Higher spin AdS_3 supergravity and its dual CFT

TL;DR

The paper extends higher-spin AdS$_3$ holography to a supersymmetric setting by proposing a duality between Vasiliev’s higher-spin supergravity with symmetry $\text{shs}[\lambda]$ and the $\mathcal{N}=(2,2)$ $\mathbb{C}P^N$ Kazama–Suzuki coset in the large $N$ ’t Hooft limit with fixed $\lambda$. The authors construct the bulk theory as a Chern–Simons system based on $\text{sl}(N+1|N)$ (or its higher-spin limit) and compute the one-loop partition function, including a new treatment of higher-spin fermions, and match it to the dual CFT vacuum character and selected massive-matter contributions.
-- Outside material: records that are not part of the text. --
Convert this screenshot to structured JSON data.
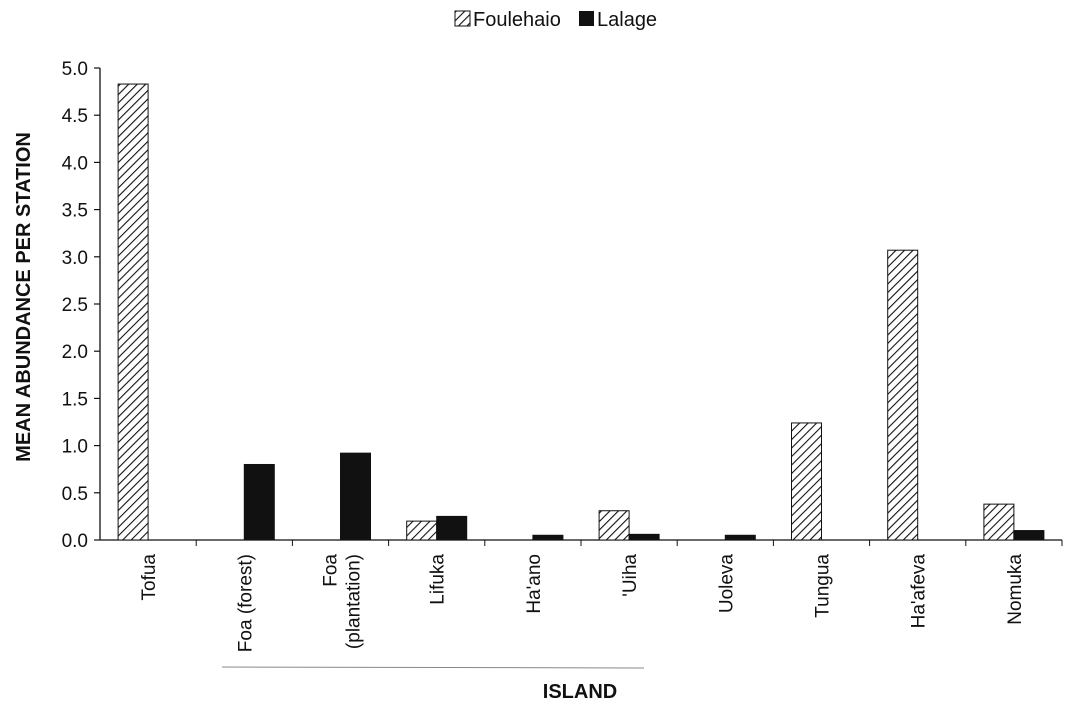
{
  "chart_data": {
    "type": "bar",
    "title": "",
    "xlabel": "ISLAND",
    "ylabel": "MEAN ABUNDANCE PER STATION",
    "ylim": [
      0,
      5.0
    ],
    "y_ticks": [
      "0.0",
      "0.5",
      "1.0",
      "1.5",
      "2.0",
      "2.5",
      "3.0",
      "3.5",
      "4.0",
      "4.5",
      "5.0"
    ],
    "grid": false,
    "legend_position": "top",
    "categories": [
      "Tofua",
      "Foa (forest)",
      "Foa (plantation)",
      "Lifuka",
      "Ha'ano",
      "'Uiha",
      "Uoleva",
      "Tungua",
      "Ha'afeva",
      "Nomuka"
    ],
    "series": [
      {
        "name": "Foulehaio",
        "pattern": "hatched",
        "color": "#111111",
        "values": [
          4.83,
          0,
          0,
          0.2,
          0,
          0.31,
          0,
          1.24,
          3.07,
          0.38
        ]
      },
      {
        "name": "Lalage",
        "pattern": "solid",
        "color": "#111111",
        "values": [
          0,
          0.8,
          0.92,
          0.25,
          0.05,
          0.06,
          0.05,
          0,
          0,
          0.1
        ]
      }
    ]
  }
}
They show that the bulk partition function factorizes into supersymmetric pieces consistent with the coset spectrum, and they uncover a strong-weak self-duality under $\lambda\rightarrow 1-\lambda$, interpreted as a level-rank duality on the CFT side. The work provides several nontrivial consistencies between the bulk and boundary theories and outlines future tests (e.g., elliptic genus, RG analysis, $1/N$ corrections) to solidify the duality. The results deepen the understanding of holography for interacting higher-spin theories and SUSY coset CFTs and suggest robust tools for probing quantum gravity in a controlled setting.

Abstract

Vasiliev's higher spin supergravity theory on three dimensional anti-de Sitter space is studied and, in particular, the partition function is computed at one loop level. The dual conformal field theory is proposed to be the N=(2,2) CP^N Kazama-Suzuki model in two dimensions. The proposal is based on symmetry considerations and comparison of the bulk partition function with the conformal field theory. Our findings suggest that the theory is strong-weak self-dual.